A rapid multispectral endoscopic imaging system for assessment of the morphological and physiological characteristics of mouse intestines.

Accurate assessment of blood content in biological tissues is critical for the diagnosis and monitoring of various diseases, including cardiovascular disease, tumors, trauma, and the success rate of organ transplants. In this study, a multispectral endoscopic imaging system was built for capturing tissue reflection optical images in 18 bands across the wavelength range from 400 nm to 760 nm, non-invasively.

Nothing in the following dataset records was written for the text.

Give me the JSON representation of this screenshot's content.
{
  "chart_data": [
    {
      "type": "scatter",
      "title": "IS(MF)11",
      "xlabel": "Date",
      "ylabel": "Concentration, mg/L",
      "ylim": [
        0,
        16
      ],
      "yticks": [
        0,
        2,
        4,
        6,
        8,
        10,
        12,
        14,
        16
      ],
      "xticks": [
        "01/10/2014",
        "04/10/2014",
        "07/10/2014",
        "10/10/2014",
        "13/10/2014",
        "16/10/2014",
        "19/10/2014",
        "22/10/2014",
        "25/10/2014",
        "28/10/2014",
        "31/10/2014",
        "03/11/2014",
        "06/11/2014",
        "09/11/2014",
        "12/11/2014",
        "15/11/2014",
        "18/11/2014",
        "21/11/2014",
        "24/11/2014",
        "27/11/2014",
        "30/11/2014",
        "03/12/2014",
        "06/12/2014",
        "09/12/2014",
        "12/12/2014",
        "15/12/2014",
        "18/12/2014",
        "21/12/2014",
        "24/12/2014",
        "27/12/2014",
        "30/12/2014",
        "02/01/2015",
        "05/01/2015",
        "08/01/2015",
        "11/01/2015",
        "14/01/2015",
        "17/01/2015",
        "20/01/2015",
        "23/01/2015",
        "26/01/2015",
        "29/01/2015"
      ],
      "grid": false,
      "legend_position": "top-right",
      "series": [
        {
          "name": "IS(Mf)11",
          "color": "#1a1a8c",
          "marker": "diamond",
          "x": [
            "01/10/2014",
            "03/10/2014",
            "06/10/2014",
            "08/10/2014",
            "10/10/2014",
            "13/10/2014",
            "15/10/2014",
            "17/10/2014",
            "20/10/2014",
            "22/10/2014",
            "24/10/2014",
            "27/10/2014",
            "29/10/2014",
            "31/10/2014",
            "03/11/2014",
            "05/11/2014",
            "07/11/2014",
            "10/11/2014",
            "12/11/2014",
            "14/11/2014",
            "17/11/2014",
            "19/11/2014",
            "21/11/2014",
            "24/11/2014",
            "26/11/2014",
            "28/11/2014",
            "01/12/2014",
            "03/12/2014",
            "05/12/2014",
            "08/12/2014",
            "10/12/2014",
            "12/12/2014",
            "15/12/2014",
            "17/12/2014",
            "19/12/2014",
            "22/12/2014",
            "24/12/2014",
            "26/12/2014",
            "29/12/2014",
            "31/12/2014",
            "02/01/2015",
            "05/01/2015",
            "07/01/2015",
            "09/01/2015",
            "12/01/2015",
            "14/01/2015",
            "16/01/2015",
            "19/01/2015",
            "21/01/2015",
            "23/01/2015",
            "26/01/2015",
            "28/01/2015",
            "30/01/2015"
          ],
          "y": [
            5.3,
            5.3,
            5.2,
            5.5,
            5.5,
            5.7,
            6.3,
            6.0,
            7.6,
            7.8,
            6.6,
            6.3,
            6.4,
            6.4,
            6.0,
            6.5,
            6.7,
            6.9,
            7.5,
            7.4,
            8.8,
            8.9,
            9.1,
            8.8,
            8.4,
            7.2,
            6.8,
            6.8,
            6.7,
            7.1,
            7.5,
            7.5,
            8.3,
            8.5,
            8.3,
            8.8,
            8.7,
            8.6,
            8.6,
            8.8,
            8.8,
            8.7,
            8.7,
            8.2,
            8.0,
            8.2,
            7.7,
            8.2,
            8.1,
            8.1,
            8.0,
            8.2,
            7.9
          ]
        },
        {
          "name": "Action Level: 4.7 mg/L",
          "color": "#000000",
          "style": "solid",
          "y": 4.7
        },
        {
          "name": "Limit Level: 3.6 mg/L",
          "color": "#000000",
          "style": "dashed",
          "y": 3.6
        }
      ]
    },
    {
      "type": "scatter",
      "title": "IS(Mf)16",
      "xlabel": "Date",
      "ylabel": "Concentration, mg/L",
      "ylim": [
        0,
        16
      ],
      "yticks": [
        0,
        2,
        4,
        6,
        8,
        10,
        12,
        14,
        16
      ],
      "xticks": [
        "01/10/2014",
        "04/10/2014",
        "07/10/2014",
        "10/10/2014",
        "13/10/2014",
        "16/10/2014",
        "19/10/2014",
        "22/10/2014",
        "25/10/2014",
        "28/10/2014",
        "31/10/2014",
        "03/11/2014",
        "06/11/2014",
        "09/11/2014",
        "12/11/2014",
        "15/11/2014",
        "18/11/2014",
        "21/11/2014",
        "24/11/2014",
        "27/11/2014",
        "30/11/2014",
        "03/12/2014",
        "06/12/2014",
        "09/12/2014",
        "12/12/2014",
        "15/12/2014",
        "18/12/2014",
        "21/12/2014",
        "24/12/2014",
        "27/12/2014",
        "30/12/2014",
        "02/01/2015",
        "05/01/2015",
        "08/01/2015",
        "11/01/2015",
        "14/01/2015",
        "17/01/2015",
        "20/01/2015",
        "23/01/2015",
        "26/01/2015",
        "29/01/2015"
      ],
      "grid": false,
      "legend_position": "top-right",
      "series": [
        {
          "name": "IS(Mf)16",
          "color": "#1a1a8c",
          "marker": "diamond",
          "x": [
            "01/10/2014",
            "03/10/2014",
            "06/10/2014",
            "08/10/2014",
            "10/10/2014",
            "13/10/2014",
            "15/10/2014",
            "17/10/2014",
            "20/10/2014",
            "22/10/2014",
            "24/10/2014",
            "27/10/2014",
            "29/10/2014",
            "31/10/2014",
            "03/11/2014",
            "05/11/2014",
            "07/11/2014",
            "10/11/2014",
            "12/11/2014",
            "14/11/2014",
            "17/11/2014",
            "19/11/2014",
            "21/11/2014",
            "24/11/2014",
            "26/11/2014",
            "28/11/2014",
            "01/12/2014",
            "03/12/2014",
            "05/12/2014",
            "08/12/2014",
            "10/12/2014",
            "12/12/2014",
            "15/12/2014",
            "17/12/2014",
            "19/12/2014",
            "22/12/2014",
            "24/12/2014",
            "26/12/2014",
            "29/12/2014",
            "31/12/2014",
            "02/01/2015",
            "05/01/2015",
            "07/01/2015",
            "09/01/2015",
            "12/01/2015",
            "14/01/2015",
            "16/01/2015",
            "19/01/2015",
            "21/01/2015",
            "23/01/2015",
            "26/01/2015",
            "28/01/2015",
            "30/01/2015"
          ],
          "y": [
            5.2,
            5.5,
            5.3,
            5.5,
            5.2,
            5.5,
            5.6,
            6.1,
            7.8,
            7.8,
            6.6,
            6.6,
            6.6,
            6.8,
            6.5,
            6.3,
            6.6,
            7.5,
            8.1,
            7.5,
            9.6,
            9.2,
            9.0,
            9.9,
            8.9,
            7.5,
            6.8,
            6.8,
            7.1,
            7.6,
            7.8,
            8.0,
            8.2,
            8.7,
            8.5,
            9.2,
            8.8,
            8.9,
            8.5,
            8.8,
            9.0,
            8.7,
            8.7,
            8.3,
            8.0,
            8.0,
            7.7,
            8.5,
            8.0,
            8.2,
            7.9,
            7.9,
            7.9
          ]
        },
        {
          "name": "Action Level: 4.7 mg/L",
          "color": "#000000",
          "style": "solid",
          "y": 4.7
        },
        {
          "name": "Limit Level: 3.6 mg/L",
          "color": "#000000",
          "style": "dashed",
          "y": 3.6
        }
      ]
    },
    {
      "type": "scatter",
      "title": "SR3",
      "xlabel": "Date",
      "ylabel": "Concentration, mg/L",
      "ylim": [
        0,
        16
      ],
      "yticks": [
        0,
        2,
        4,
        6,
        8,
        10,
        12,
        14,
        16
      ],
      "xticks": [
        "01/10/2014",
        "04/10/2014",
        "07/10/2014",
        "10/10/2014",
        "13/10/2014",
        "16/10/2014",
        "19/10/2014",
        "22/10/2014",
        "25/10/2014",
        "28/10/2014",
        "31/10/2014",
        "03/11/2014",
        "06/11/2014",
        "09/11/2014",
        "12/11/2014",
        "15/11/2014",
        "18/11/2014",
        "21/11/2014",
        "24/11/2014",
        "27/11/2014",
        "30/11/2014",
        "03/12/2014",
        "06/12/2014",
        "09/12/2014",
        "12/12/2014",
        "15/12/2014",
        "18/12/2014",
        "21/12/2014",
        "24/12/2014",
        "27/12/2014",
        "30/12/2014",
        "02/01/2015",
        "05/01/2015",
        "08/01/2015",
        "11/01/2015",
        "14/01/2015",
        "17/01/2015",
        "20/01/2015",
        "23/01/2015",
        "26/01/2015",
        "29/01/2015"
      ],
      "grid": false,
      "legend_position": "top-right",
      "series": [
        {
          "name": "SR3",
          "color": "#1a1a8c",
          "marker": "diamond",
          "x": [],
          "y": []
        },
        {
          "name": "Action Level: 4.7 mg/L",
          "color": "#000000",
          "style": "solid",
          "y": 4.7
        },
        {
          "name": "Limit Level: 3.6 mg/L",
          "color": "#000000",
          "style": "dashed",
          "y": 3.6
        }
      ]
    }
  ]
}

The system was characterized by six tri-channel narrowband filters installed in front of the light source to achieve spectral separation and was equipped with a specially designed color CCD for achieving a speed of 24 multispectral imaging cubes per second. A method based on linear matrix inversion was proposed to calibrate the CCD spectral response overlaps, while a spectral analysis algorithm was developed for evaluating blood content and detecting tissue composition. The developed system was implemented in an mouse model for illustrating the blood volume, blood oxygen saturation index, and scattering particle size of the intestinal wall mucosa. The observations not only helped us to understand the blood supply situation in the intestinal mucosa, but also further testified the feasibility of our presented system. Meanwhile, the developed system could provide critical non-invasive optical information for intracavitary cancer diagnosis, surgery guidance, and treatment assessment.